I’ve seen this before (although less frequently over time) and it boggles my mind. Yeah, if you have a boatload of little investments the cap table can be a bit complicated, but that’s just math. Generally speaking, smaller investors don’t have any strong voting rights, board seats or other forms of control so punting on them doesn’t improve the speed or operations of the company. It’s treating form well ahead of function.

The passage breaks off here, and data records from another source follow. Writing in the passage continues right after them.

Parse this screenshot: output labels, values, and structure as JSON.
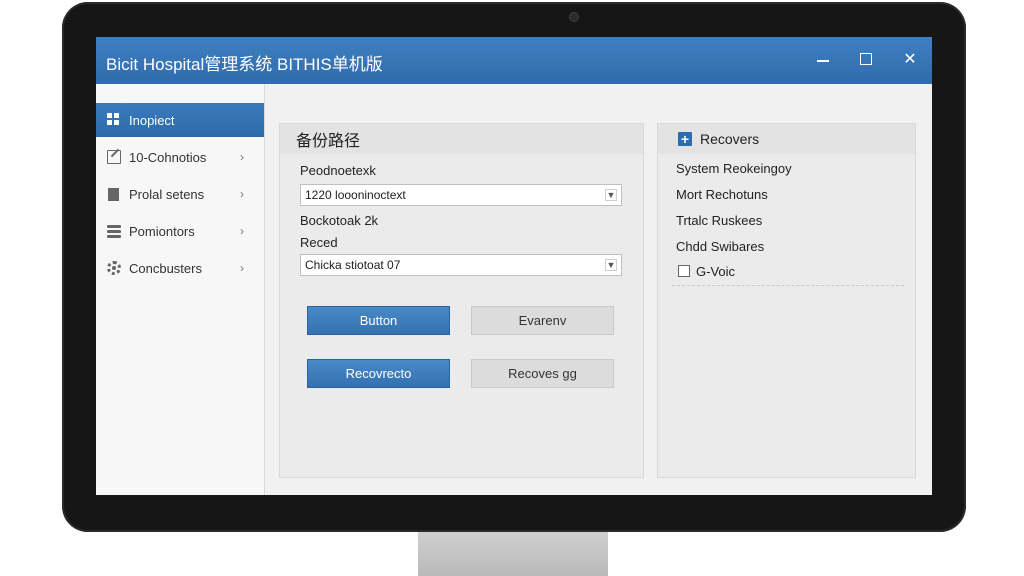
{
  "window": {
    "title": "Bicit Hospital管理系统 BITHIS单机版",
    "minimize_icon": "minimize-icon",
    "maximize_icon": "maximize-icon",
    "close_icon": "close-icon",
    "titlebar_color": "#3a78ba"
  },
  "sidebar": {
    "items": [
      {
        "label": "Inopiect",
        "icon": "grid-icon",
        "active": true
      },
      {
        "label": "10-Cohnotios",
        "icon": "edit-icon",
        "chevron": "›"
      },
      {
        "label": "Prolal setens",
        "icon": "document-icon",
        "chevron": "›"
      },
      {
        "label": "Pomiontors",
        "icon": "database-icon",
        "chevron": "›"
      },
      {
        "label": "Concbusters",
        "icon": "gear-icon",
        "chevron": "›"
      }
    ]
  },
  "backup_panel": {
    "title": "备份路径",
    "field1_label": "Peodnoetexk",
    "field1_value": "1220 loooninoctext",
    "field2_label": "Bockotoak 2k",
    "field3_label": "Reced",
    "field3_value": "Chicka stiotoat 07",
    "btn_button": "Button",
    "btn_evarenv": "Evarenv",
    "btn_recovrecto": "Recovrecto",
    "btn_recovesgg": "Recoves gg",
    "accent_color": "#3a78ba"
  },
  "recovers_panel": {
    "title": "Recovers",
    "items": [
      "System Reokeingoy",
      "Mort Rechotuns",
      "Trtalc Ruskees",
      "Chdd Swibares"
    ],
    "checkbox_label": "G-Voic"
  }
}
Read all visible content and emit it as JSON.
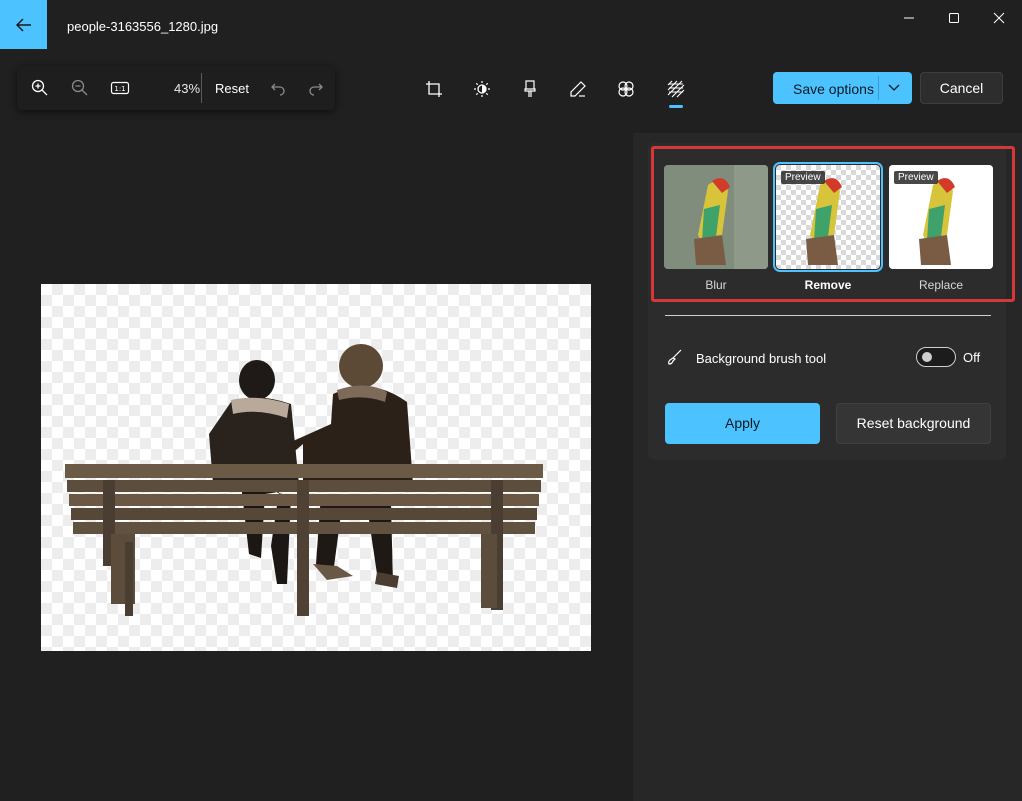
{
  "window": {
    "file_name": "people-3163556_1280.jpg"
  },
  "zoom_toolbar": {
    "zoom_level": "43%",
    "reset_label": "Reset",
    "actual_size_label": "1:1"
  },
  "actions": {
    "save_label": "Save options",
    "cancel_label": "Cancel"
  },
  "background_panel": {
    "options": [
      {
        "label": "Blur",
        "tag": ""
      },
      {
        "label": "Remove",
        "tag": "Preview"
      },
      {
        "label": "Replace",
        "tag": "Preview"
      }
    ],
    "brush_tool_label": "Background brush tool",
    "brush_tool_state": "Off",
    "apply_label": "Apply",
    "reset_background_label": "Reset background"
  },
  "colors": {
    "accent": "#4cc2ff",
    "highlight": "#d63838"
  }
}
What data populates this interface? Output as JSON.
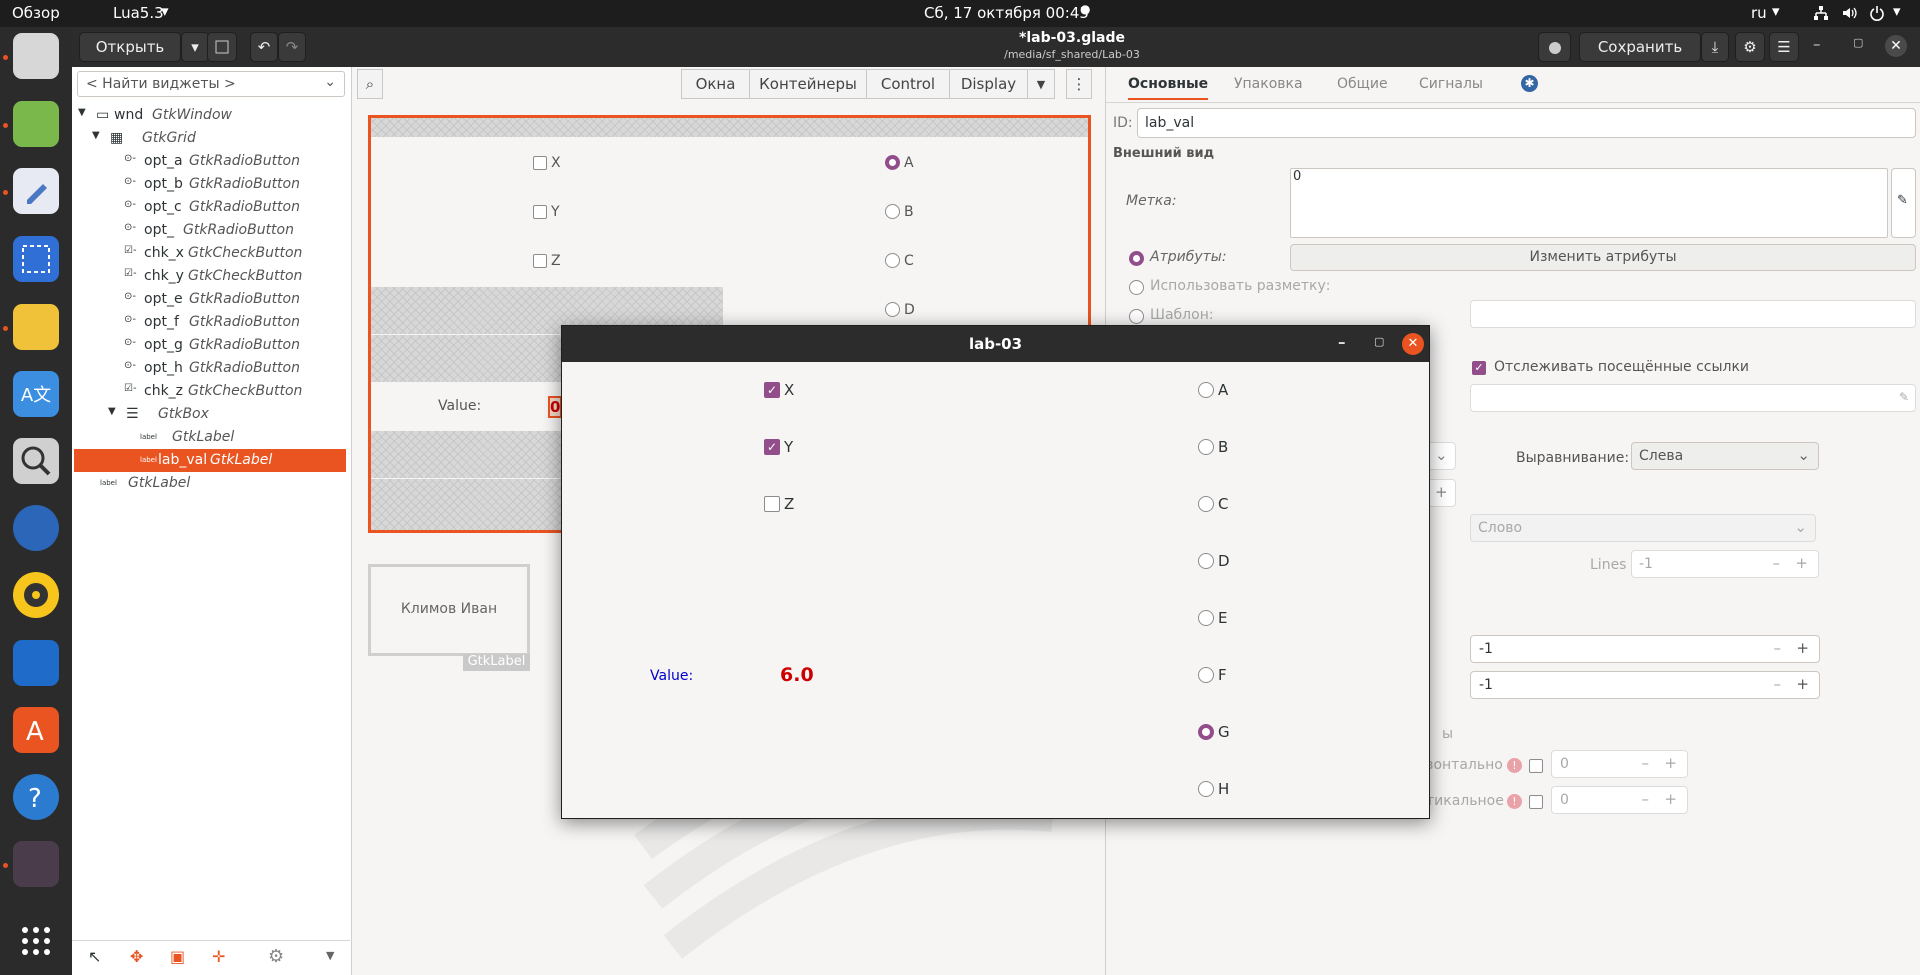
{
  "topbar": {
    "activities": "Обзор",
    "app_menu": "Lua5.3",
    "clock": "Сб, 17 октября  00:45",
    "lang": "ru"
  },
  "header": {
    "open_label": "Открыть",
    "title": "*lab-03.glade",
    "subtitle": "/media/sf_shared/Lab-03",
    "save_label": "Сохранить"
  },
  "widget_search": {
    "placeholder": "< Найти виджеты >"
  },
  "tree": [
    {
      "name": "wnd",
      "cls": "GtkWindow"
    },
    {
      "name": "",
      "cls": "GtkGrid"
    },
    {
      "name": "opt_a",
      "cls": "GtkRadioButton"
    },
    {
      "name": "opt_b",
      "cls": "GtkRadioButton"
    },
    {
      "name": "opt_c",
      "cls": "GtkRadioButton"
    },
    {
      "name": "opt_",
      "cls": "GtkRadioButton"
    },
    {
      "name": "chk_x",
      "cls": "GtkCheckButton"
    },
    {
      "name": "chk_y",
      "cls": "GtkCheckButton"
    },
    {
      "name": "opt_e",
      "cls": "GtkRadioButton"
    },
    {
      "name": "opt_f",
      "cls": "GtkRadioButton"
    },
    {
      "name": "opt_g",
      "cls": "GtkRadioButton"
    },
    {
      "name": "opt_h",
      "cls": "GtkRadioButton"
    },
    {
      "name": "chk_z",
      "cls": "GtkCheckButton"
    },
    {
      "name": "",
      "cls": "GtkBox"
    },
    {
      "name": "",
      "cls": "GtkLabel"
    },
    {
      "name": "lab_val",
      "cls": "GtkLabel"
    },
    {
      "name": "",
      "cls": "GtkLabel"
    }
  ],
  "palette": {
    "tabs": [
      "Окна",
      "Контейнеры",
      "Control",
      "Display"
    ]
  },
  "canvas": {
    "checks": [
      "X",
      "Y",
      "Z"
    ],
    "radios": [
      "A",
      "B",
      "C",
      "D"
    ],
    "value_label": "Value:",
    "value": "0",
    "name_label": "Климов Иван",
    "name_tag": "GtkLabel"
  },
  "props": {
    "tabs": [
      "Основные",
      "Упаковка",
      "Общие",
      "Сигналы"
    ],
    "id_label": "ID:",
    "id_value": "lab_val",
    "appearance": "Внешний вид",
    "label_label": "Метка:",
    "label_value": "0",
    "attrs_label": "Атрибуты:",
    "attrs_button": "Изменить атрибуты",
    "markup_label": "Использовать разметку:",
    "template_label": "Шаблон:",
    "track_links": "Отслеживать посещённые ссылки",
    "align_label": "Выравнивание:",
    "align_value": "Слева",
    "wrap_value": "Слово",
    "lines_label": "Lines",
    "lines_value": "-1",
    "num1": "-1",
    "num2": "-1",
    "hidden_tail": "ы",
    "horiz": "зонтально",
    "vert": "тикальное",
    "pad1": "0",
    "pad2": "0"
  },
  "dialog": {
    "title": "lab-03",
    "checks": [
      {
        "label": "X",
        "checked": true
      },
      {
        "label": "Y",
        "checked": true
      },
      {
        "label": "Z",
        "checked": false
      }
    ],
    "radios": [
      {
        "label": "A",
        "on": false
      },
      {
        "label": "B",
        "on": false
      },
      {
        "label": "C",
        "on": false
      },
      {
        "label": "D",
        "on": false
      },
      {
        "label": "E",
        "on": false
      },
      {
        "label": "F",
        "on": false
      },
      {
        "label": "G",
        "on": true
      },
      {
        "label": "H",
        "on": false
      }
    ],
    "value_label": "Value:",
    "value": "6.0"
  },
  "colors": {
    "accent": "#e95420",
    "check": "#924d8b",
    "value_blue": "#0000cc",
    "value_red": "#cc0000"
  }
}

So why explicitly exclude or inhibit any investor small or large from investing in your next round? Are you afraid that you might scare off a large, future investor who doesn’t want smaller investors involved financially? Think about it. Are there rational people who would take this position? If so, are these people you want to deal with? To me, the fact that existing investors want to invest more money to retain their ownership is a hugely positive signal indicating that the people who know a lot about the company have faith in its progress and opportunities for success. As an entrepreneur, don’t you want to encourage such behavior?
By not explicitly giving investors pro rata rights (keep in mind that this provision simply grants the investor the right, it’s not a requirement – I’ll write a post on “Pay-to-Play” term sheet weirdness soon), you not only create a problem in subsequent rounds of funding, but you also create a problem now, in the current round. If, as a potential investor, I fear that I may not be able to prevent my dilution in future rounds, how anxious a I going to be to get involved. I’m not. Thus, my exit from the deal this week.
As my long-time friend and corporate general counsel, Peter Johnson, always says, “it’s, at worst, giving them the sleeves of your vest.” “Them,” in this case, being the investors you want to have involved in the company now and, hopefully, in the future.
BTW, there are loads of resources on the web discussing term sheets from many points of view. I highly recommend you take a look at Brad Feld’s and Jason Mendelson’s term sheet series as a starting point.